Camino hacia el corral

A Roberto Pérez Saavedra, padre y amigo

- ¡Francisco!

Al oír la voz de su padre salió de la casa.

- Ya está la yegua ensillada. - le dijo el padre, mostrándole el animal amarrado a la sombra de un árbol cercano.

Él la vio, sintió un escalofrío de ansiedad envolverle el cuerpo y regresó sobre sus pasos, mirando el suelo y respirando agitadamente. "Se nos acobardó el hombre", pensó el padre. Pero se equivocó. Esta vez el deseo de montar de su hijo superaba el terror hacia los caballos. Pocas veces había cabalgado, y cada experiencia era más desastrosa que la anterior. Años habían pasado desde la última vez que lo intentó, pero ahora no flaquearía, aunque sentía tanto miedo como antes. Caminó directo hacia el baño, cerró la puerta y se quedó parado debajo del chorro de agua fría por varios minutos. Entró a su cuarto, se puso ropa seca y salió al lugar donde la montura y su padre lo esperaban. Su padre, un doctor de prestigio y uno de los hombres más esclarecidos del pueblo, se había forjado desde la pobreza una posición solvente con su trabajo, y había procurado que sus hijos no se privaran de rozarse con la vida del campo.

La yegua que le esperaba resoplando era un hermoso animal, hija de algún caballo de carreras retirado del hipódromo, alta y briosa, demasiado alta y briosa para un muchacho inexperto. Montó mientras su padre le sostenía la rienda. Dio algunas vueltas al patio a paso lento, firmemente agarrado de la silla y frenando al animal a cada instante. Cuando se sintió en confianza, se aventuró a arrancarle un trotecillo que le estremeció todos los huesos y las tripas, y que pronto discontinuó. Entonces su padre montó en otra bestia, y se fueron a recorrer juntos los caminos polvorientos de las fincas, entre potreros y árboles de ciruela corralera.

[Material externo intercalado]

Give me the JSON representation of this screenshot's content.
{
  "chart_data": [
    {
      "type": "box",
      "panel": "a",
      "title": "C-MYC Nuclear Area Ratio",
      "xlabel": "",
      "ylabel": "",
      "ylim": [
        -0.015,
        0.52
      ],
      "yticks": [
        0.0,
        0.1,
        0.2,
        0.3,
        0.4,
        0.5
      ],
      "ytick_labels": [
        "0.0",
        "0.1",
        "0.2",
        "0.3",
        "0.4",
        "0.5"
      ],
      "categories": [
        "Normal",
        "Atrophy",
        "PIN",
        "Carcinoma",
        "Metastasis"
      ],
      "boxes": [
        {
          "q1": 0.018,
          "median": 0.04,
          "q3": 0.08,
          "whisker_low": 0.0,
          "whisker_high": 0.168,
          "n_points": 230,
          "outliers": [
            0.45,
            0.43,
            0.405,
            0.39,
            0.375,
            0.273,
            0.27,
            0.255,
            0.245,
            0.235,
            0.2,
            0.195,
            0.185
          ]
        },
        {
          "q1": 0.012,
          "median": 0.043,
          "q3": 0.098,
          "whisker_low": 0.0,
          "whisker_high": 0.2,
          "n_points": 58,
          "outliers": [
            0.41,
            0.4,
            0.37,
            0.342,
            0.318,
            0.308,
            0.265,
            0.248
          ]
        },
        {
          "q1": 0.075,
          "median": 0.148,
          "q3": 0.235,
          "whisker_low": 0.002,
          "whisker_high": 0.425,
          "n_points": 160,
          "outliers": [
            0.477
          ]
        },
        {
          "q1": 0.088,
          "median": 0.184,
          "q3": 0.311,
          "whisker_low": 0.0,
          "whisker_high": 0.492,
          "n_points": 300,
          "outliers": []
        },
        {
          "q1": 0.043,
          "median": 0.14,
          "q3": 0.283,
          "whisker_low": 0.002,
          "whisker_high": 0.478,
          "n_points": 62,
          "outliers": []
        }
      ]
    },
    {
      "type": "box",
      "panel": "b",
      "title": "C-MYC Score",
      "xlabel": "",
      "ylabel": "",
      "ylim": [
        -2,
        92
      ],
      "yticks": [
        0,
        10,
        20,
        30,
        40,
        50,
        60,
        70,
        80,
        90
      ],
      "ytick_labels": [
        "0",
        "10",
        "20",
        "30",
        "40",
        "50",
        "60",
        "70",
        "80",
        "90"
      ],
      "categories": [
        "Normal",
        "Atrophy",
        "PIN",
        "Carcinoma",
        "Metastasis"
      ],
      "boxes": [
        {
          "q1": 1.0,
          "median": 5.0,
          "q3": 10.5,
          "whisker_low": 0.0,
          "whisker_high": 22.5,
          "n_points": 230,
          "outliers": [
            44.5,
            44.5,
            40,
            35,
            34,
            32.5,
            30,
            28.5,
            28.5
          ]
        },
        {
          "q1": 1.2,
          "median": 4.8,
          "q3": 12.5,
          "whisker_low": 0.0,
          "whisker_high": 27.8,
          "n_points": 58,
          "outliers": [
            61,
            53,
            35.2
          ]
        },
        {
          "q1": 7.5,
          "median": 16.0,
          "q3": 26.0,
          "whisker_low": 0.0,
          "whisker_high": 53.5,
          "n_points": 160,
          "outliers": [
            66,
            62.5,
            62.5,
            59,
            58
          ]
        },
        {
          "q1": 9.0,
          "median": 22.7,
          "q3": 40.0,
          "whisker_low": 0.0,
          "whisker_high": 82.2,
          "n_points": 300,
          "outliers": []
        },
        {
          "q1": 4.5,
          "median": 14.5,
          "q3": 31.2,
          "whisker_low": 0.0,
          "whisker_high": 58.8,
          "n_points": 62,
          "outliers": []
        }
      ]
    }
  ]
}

Después de andar de un lado a otro toda la tarde, decidieron llevar de regreso los caballos al corral. El padre, consciente de lo que ocurriría, corrió su animal a todo galope de regreso por el camino, y la yegua con el muchacho encima corrió tras la nube de polvo que levantaban.

- ¡En ésta, o se aploma o se jode! - había dicho el padre.

Los caballos cruzaron el camino veloces como el viento, partiendo las piedras con los cascos enfurecidos, volando entre las ramas de los ciruelos. Los gritos del muchacho iban quedando atrás, enredados entre el polvo. Sintió que el cuerpo se le desarmaba, que se le partía en pedazos. Aferrado a la rienda rebelde, se desvivía en intentos por frenar la loca carrera del animal, antes de caer por completo de la silla o que se le desbaratase el cuerpo con los brincos del animal. Pero la yegua obedecía su propia ley, y corrió desbocada hasta que el muchacho le templó la rienda con decisión, obligándola a detenerse en el momento en que se encaramaba por un barranco rumbo a una cerca de púas, dispuesta a saltarla.

Su padre, deteniéndose también, se acercó a él. Le miró el rostro pálido y sudado, y las manos enrojecidas por el esfuerzo, y lo vio intentar una sonrisa mientras aplacaba con la rienda las ansias del animal todavía inquieto. Y se sintió orgulloso de él.

- ¡Aquí hay hombre pa'rato, carajo! - gritó riendo el padre.

Y cabalgando lentamente, moviéndose apenas, con el corazón feliz y con toda la calma del mundo, siguió el camino hacia el corral.